OpenVPN Data Channel Offload (DCO)

OpenVPN Data Channel Offload (DCO) allows for huge performance gains when processing encrypted OpenVPN data by reducing the amount of context switching that happens for each packet. DCO accomplishes this by keeping most of the data handling tasks in the kernel rather than repeatedly switching between kernel and user space for encryption and packet handling. This makes the overall processing of each packet more efficient while also potentially taking advantage of hardware encryption offloading support in the kernel. DCO also adds support for multi-threaded encryption, allowing for even more performance gains.

Netgate worked with OpenVPN to develop and integrate support for OpenVPN Data Channel Offload (DCO) into FreeBSD and pfSense® Plus software version 22.05 and later.

Warning

pfSense® Plus software version 22.05 or later is required to use OpenVPN DCO. OpenVPN DCO is not available on pfSense CE Software.

DCO is not a change to the protocol, it is a change in how an endpoint processes encrypted data. Thus, DCO is beneficial even when only one endpoint is capable of DCO. That said, tunnels employing DCO on all peers will see the most benefit. With DCO on only one peer the performance improvement can still be notable but not as significant as the gains with DCO support on both endpoints.

Note

Some OpenVPN features and use cases are not compatible with DCO. See Limitations for a list of known DCO limitations.

Using OpenVPN DCO

DCO support is a per-tunnel option and it is not automatically enabled by default for new or upgraded tunnels. Existing tunnels will continue to function as they have in the past.

DCO can be enabled for both new and existing tunnels by using a simple checkbox option on OpenVPN server and client instances. The current best practice is to create a new tunnel with DCO to minimize the chance of problems with existing clients.

Limitations

There are a few limitations in OpenVPN DCO generally and in the current DCO implementation on FreeBSD/pfSense software, including:

  • Encryption is limited to AES-256-GCM, AES-128-GCM, and ChaCha20-Poly1305.

  • DCO support requires a TLS-based tunnel, such as SSL/TLS, SSL/TLS+User Auth, or User Auth.

  • DCO support is only present in OpenVPN 2.6.0 and later.

  • DCO is only compatible with UDP, it cannot be used with TCP.

  • DCO is not yet able to utilize internal routing in OpenVPN (iroute).

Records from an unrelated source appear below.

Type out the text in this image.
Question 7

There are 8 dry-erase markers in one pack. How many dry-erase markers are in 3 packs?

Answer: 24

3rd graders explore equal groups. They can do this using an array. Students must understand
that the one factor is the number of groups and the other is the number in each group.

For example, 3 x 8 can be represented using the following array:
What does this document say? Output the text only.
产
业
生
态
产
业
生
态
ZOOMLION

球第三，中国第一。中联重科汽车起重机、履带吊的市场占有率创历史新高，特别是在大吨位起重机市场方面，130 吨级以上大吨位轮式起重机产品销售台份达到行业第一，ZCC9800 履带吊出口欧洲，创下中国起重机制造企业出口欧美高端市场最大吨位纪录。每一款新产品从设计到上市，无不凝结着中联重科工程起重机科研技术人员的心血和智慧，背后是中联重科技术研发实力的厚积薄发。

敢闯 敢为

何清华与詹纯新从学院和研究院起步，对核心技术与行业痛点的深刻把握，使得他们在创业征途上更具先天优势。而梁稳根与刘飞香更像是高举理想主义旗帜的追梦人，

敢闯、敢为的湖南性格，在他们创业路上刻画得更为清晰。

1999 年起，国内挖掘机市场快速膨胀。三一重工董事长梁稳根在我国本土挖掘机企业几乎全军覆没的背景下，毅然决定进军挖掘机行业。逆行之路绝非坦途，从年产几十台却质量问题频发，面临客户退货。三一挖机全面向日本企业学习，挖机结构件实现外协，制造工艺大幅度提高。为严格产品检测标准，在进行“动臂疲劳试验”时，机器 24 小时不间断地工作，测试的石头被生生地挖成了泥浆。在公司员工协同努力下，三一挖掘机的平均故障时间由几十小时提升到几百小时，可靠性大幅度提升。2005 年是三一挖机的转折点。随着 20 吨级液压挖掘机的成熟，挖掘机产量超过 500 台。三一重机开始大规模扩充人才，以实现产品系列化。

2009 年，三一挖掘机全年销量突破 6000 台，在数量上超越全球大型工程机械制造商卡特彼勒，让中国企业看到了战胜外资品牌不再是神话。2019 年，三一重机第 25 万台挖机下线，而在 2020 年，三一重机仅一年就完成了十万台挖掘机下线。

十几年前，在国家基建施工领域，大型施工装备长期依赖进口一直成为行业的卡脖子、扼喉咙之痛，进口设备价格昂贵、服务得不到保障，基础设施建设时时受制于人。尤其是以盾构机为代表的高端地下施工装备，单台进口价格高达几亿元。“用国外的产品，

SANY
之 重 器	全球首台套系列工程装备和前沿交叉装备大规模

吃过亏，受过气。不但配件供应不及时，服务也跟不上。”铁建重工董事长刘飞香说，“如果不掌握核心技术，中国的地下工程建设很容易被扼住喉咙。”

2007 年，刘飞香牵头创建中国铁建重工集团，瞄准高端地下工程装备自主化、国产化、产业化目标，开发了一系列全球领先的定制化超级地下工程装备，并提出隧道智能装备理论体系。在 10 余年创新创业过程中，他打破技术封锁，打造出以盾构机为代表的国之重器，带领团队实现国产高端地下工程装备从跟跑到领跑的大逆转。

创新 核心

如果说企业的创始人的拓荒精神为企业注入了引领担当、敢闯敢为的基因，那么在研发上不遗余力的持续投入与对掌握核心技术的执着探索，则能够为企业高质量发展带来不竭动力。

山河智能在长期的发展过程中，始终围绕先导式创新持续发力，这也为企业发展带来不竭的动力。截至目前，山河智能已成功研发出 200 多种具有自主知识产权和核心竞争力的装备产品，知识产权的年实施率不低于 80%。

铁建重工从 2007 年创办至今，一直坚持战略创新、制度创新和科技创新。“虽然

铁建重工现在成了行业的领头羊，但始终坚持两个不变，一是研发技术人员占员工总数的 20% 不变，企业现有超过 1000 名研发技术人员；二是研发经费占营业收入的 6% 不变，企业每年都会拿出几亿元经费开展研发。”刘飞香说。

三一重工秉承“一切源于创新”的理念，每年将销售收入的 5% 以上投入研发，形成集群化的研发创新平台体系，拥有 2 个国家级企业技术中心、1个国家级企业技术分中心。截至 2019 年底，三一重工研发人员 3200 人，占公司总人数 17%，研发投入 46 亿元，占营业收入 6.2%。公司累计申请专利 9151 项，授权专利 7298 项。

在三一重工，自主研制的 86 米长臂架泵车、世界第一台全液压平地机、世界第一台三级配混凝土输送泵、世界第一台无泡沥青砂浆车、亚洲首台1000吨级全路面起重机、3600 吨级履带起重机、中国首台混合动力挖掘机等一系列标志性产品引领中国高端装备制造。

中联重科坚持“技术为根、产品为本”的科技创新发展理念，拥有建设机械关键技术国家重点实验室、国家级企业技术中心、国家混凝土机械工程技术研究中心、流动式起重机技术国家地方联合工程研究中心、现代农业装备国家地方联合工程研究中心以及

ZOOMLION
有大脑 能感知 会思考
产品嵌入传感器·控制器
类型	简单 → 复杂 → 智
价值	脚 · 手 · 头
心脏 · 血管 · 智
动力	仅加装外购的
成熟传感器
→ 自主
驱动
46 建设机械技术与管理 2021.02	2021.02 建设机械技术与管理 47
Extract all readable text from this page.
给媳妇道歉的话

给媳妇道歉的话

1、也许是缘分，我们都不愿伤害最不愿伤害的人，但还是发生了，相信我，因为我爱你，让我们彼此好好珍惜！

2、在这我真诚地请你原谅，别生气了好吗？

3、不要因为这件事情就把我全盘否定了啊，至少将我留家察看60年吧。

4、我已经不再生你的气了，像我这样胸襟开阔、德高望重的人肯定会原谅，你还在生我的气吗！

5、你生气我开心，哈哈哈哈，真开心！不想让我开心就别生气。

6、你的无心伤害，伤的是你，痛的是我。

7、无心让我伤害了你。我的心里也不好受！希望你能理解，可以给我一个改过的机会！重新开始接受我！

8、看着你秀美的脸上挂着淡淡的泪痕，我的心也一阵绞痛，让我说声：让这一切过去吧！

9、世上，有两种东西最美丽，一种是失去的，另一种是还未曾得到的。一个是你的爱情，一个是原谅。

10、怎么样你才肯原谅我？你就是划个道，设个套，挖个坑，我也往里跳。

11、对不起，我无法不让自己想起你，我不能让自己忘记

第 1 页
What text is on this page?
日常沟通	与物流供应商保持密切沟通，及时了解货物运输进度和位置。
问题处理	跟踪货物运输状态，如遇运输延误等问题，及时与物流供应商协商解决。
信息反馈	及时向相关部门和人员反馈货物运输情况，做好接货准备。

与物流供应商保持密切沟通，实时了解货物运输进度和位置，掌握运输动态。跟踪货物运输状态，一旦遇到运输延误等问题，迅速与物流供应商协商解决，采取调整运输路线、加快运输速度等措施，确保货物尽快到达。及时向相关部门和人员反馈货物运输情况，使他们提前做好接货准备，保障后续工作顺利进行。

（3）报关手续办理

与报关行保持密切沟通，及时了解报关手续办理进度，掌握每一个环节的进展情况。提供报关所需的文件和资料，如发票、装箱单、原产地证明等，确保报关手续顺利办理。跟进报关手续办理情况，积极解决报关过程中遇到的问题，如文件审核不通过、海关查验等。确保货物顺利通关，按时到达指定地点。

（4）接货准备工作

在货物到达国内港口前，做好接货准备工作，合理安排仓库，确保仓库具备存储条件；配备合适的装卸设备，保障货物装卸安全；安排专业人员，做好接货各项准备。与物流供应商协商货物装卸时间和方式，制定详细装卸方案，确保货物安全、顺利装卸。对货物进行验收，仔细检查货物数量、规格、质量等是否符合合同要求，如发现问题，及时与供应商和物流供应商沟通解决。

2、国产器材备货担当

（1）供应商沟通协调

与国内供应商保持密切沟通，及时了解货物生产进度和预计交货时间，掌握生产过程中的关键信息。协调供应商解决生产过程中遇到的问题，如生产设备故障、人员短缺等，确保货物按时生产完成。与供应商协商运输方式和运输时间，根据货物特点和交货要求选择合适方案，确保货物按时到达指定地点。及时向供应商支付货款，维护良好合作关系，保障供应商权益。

This means that although remote access use cases work, and site-to-site setups with one client per server work, it does not yet function with multiple site-to-site clients on a single server which require LAN-to-LAN routing.

  • Using a /30 or smaller tunnel network for peer-to-peer tunnels (one server with one client) is not compatible with DCO. There are problems with the code for this mode in OpenVPN which can lead to failed connections and instability.

  • Compression is not supported with DCO. The GUI disables compression options when DCO is enabled for an instance, but for a client instance the server could still push a compression option which would make the client fail to pass traffic.

  • Some features are not compatible with DCO or are not relevant with DCO. These options include:

    • Explicit exit notify

    • Inactivity timeouts

    • UDP fast I/O

    • Send/receive buffer sizes

  • Per-peer data usage is not tracked properly.

    Until this is resolved peer data usage on the OpenVPN status page will not reflect the actual amount of data transferred between peers.

DCO and Routing

DCO does not currently honor internal routes from client-specific overrides (i.e. iroute) for multiple site-to-site clients on a single server, but it does honor kernel route destinations that would normally be ignored by non-DCO OpenVPN.

Assign clients static addresses in overrides (after patching #13274) and then setup custom routes in OpenVPN custom options with complete destinations defined or even setup FRR and exchange routes via BGP.

DCO and Hardware Cryptographic Acceleration

For optimal performance with DCO, ensure a hardware cryptographic accelerator is present and enabled.

QAT currently offers the highest performance for AES-256-GCM. If the hardware supports QAT, enable QAT.

If there is no QAT device available but the CPU supports SIMD instruction sets, then enable IPsec-MB and use AES-GCM, ChaCha20-Poly1305, or even AES-CBC. This can also benefit uses of these ciphers which are not yet accelerated by QAT.

If the hardware does not support QAT or IPsec-MB but it does support AES-NI, ensure the AES-NI kernel module is loaded for optimal performance with AES-256-GCM. Though OpenSSL can utilize AES-NI without the module loaded, performance is poor in that state and can even be slower than with DCO disabled.

Note

pfSense Plus software supports ChaCha20-Poly1305 with OpenVPN DCO, but currently only IPsec-MB can accelerate that algorithm. At this time, neither AES-NI nor QAT can accelerate ChaCha20-Poly1305. Some newer QAT hardware may be capable of accelerating ChaCha20-Poly1305, but the current QAT drivers do not yet include support for that encryption algorithm.